The Moments’ On Top is a perfect example of symphonic soul. Amongst true heads, this is considered the most valuable of all their albums; an original copy of this LP, if you can find one, starts at around $75. Alongside contemporaneous acts from the early 70s - The Chi-lites, The Stylistics, The Delfonics, The Futures, Blue Magic and The Main Ingredient - The Moments exuded all that was compelling about deep, harmony-drenched, string-laden soul.
The standout here is undoubtedly "To You With Love", a floating, tender ballad sung by Harry Ray that features the group’s patented handclap-tambourine combo, sweetly repetitive strings, serene guitar and gentle piano. It was famously sampled by J Dilla for “Last Donut Of The Night” - the gut-wrenching finale to his seminal Donuts. Concentrating solely on its sampled history would do The Moments a huge disservice, but its crucial appearance at the climax of Donuts directed fresh generations of pre-disposed soul fans to the absolute canon. Judged entirely on its merit, it’s one of the most heart-breaking songs of any decade and worth the price of admission alone. It’s the sweetest, most goose-bump inducing 3 minutes of aural bliss you’re ever likely to be exposed to.
If that wasn’t enough, On Top spawned two minor R&B hits: "All I Have" and "Lucky Me", each featuring Billy Brown's ice-melting falsetto. Opener “All I Have” is a sumptuous introduction to the album. With melancholic, understated guitar licks, twinkling keys and heartbeat drums, it’s a gem. The triumphant “Lucky Me” is simply gorgeous; all gentle chimes, swirling strings and, again, scarcely believable falsetto soaring atop proud horns.
Also included are two singles that are different from anything the group had ever done; "I Can't Help It" and "That's How It Feels." The former features thundering kicks and crashing cymbals underneath floating flutes, progressively stabbing strings and horns. The yearning vocals embody an almost Temptations-like delivery at times. "That's How It Feels” is a two-parter wherein Brown's voice bestrides a bed of rhythms on a tune more aptly defined as a love suite than a song. Dripping in breakbeats, piano and strings, Brown describes the devastation of losing the one you love before the track brilliantly switches up with a sweeping string-led chorus and heavenly harmonies.
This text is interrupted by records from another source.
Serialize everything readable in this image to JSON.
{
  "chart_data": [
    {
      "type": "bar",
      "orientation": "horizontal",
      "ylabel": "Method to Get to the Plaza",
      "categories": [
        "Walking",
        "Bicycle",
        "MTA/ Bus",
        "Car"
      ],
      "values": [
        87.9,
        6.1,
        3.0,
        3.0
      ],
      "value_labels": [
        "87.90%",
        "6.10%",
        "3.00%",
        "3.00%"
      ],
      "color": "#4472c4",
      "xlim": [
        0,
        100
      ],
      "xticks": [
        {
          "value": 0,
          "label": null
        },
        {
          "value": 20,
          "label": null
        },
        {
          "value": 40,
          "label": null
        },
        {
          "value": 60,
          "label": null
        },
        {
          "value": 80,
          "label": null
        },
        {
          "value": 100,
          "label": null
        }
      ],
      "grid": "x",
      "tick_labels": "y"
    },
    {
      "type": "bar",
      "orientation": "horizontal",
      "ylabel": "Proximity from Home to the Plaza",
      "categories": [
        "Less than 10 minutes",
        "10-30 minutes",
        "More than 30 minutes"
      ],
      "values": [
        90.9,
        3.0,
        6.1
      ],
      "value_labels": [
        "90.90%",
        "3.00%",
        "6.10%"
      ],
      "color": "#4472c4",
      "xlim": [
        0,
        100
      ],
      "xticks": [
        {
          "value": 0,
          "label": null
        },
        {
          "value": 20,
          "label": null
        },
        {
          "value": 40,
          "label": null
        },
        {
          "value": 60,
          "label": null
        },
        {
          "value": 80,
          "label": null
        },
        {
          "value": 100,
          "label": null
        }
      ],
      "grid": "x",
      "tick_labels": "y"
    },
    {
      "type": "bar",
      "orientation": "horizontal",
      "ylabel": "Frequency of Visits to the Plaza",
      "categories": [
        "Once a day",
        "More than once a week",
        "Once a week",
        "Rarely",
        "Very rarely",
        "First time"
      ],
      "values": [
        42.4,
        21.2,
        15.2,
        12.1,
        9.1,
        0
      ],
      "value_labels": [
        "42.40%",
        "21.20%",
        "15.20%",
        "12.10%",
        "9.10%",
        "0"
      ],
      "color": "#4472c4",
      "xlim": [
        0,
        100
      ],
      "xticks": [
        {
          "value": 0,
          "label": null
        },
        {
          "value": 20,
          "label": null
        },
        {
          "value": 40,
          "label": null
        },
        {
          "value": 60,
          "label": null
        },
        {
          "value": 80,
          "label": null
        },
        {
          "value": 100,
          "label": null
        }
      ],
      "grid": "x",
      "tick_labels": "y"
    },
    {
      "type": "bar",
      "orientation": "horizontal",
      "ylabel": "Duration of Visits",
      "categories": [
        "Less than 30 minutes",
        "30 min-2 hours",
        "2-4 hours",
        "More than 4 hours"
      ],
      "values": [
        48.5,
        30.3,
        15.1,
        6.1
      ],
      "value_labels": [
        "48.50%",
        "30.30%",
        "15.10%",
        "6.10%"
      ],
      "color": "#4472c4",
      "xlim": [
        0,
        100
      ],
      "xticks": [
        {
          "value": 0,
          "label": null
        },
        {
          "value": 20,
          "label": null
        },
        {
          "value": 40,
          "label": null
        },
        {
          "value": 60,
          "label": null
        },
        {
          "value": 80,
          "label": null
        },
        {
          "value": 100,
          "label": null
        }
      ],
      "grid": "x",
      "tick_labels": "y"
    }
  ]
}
The only genuine uptempo number, where anomalous happiness reigns, is "Sweeter As The Days Go By," led by Brown in his natural, gospel-inspired tenor. A charming but sorrow-filled "I Lost One Bird In The Hand" is an impressive, slow lamenter crooned by Ray, with horns and strings dominating the lushly arranged backdrop. Appropriately, we end on that down-lifting note that we've all come for: "Candy Shack."
The audio for On Top comes from the original analogue tapes and has been remastered for vinyl by Be With regular Simon Francis. We’ve taken the same care with the memorable cover art, handling the reproduction duties with the utmost attention to detail.